人生の苦役に対し、女による自己肯定で救いを見出そうとするはなし。
卑屈すぎる主人公くんの自然主義的な醜いまでの内面的葛藤に共感できなくもない。
ヒロインと自己を比較し苦悩しながらも、ありのままの自己を受容するのも良いかと思う。
しかし現実には自分を受け入れ救済してくれる女性など存在しないのである。
困難や挫折は自分で乗り越えねばならず、事実私はそうせざるを得なかったしそうしてきた。

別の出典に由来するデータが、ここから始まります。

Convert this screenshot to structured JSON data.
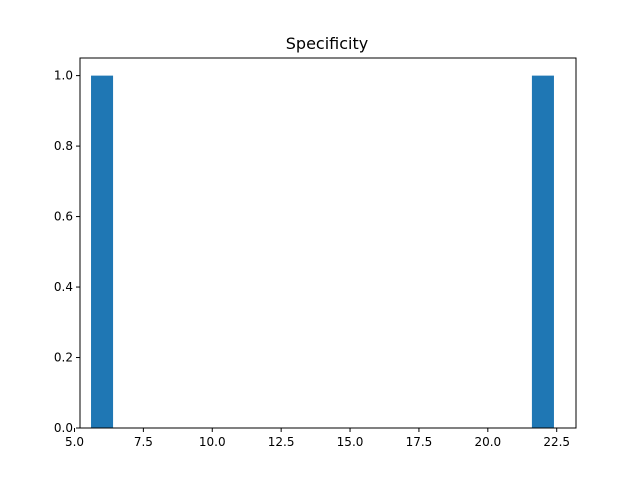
{
  "chart_data": {
    "type": "bar",
    "title": "Specificity",
    "xlabel": "",
    "ylabel": "",
    "bars": [
      {
        "x_start": 5.6,
        "x_end": 6.4,
        "value": 1.0
      },
      {
        "x_start": 21.6,
        "x_end": 22.4,
        "value": 1.0
      }
    ],
    "xlim": [
      5.2,
      23.2
    ],
    "ylim": [
      0,
      1.05
    ],
    "xticks": [
      5.0,
      7.5,
      10.0,
      12.5,
      15.0,
      17.5,
      20.0,
      22.5
    ],
    "xtick_labels": [
      "5.0",
      "7.5",
      "10.0",
      "12.5",
      "15.0",
      "17.5",
      "20.0",
      "22.5"
    ],
    "yticks": [
      0.0,
      0.2,
      0.4,
      0.6,
      0.8,
      1.0
    ],
    "ytick_labels": [
      "0.0",
      "0.2",
      "0.4",
      "0.6",
      "0.8",
      "1.0"
    ],
    "grid": false,
    "bar_color": "#1f77b4"
  }
}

その点で、安易に女により救済されることに関しては色々と複雑な感情を抱いてしまう。
あと1周目の日向子√では主人公の謎とか物語構造はあまり解き明かされずに終わる。
雑感
- 卑屈な主人公くんの内面的な葛藤
- 主人公くんは将来の選択肢に悩める少年です。自分に何ができるのか、気ばかり焦って袋小路にとらわれてしまいます。特に、周囲と自己を比較してしまい、仲間たちが前に進んでいくのをみて、置いてけぼり感を感じてしまいます。そんなわけで主人公くんは勝手に精神崩壊して自滅してしまうのでした。この他者との比較による自己卑下は丁寧に描写されており、その気持ち悪さは(受け入れられない人も多いでしょうが)一読の価値ありだと思います。主人公くんの負け犬根性っぷりをご覧ください。主人公くんが無意識のうちに見下しており安住の根拠としていた日向子が成長するや否や、取り乱し始める主人公くん像は破壊力抜群です。
- 日向子√は謎しかない
- 日向子√では回収されない主人公くんの伏線の張られ方がすさまじい。若者復帰支援プログラムは主人公くんのために作られたユートピア的なユメセカイ?主人公くんは死んでいる?主人公くんの存在は二重の存在で、ヒロインによって肯定されると存在が確定されるという展開なのでしょうか?また主人公くんが抱えている心の闇や「学級委員」というワードがPTSDの引き金になることなどが投げっぱなし。ミリャという少女と主人公くんがどっかに旅立った後、唐突に若者支援プログラム編は終わります。日向子とミリャは幼少期に病院で出会っていた友人であることは判明するが、主人公くんとミリャの関係はいったいどのようなものなのでしょうかね??そして最後はいきなりミリャと日向子がルームシェアを始めてエンドを迎える。ちょっと良く分からない。
- 女による自己肯定をめぐる問題
- 卑屈な主人公くんが勝手に自滅していくのを防ぐのはヒロインの存在。特に日向子は主人公くんがへたれっぷりを遺憾なく発揮すると、その方が人間っぽくていいよと、弱い自分を受け入れてくるのだから、フラグは成立さ。覚醒版日向子先生本当に最強。しかし、この後が、ちょっと安直。今まで自分を受け入れてくれる存在がいなかった主人公くんにとって、安心できる居場所となったのが日向子。アタッチメント?衣食足りて礼節を知るではありませんが、足場が固まって初めて主人公くんは自立できたのです。こうして主人公くんが辿り着いた結論が、選択肢そのものについて知ること。自分の適性を見つけることに拘りすぎて、将来に本当にやりたいことは何か?という自分探しに始終したから駄目だったんだ!!と悟ります。「今までは将来を選択できる程の心の準備が、俺にはできていなかったことに気づいたんだ」!!そんなわけで、まずはどのような選択肢があり、その選択肢はどのようなものであるのかを正確に理解することが肝要であると思い至るのでした。こうして女に自己肯定されて救済された主人公くんでしたが、物語の謎が解明されないまま日向子√は幕を閉じるので、どうなったんじゃい?って感じになります。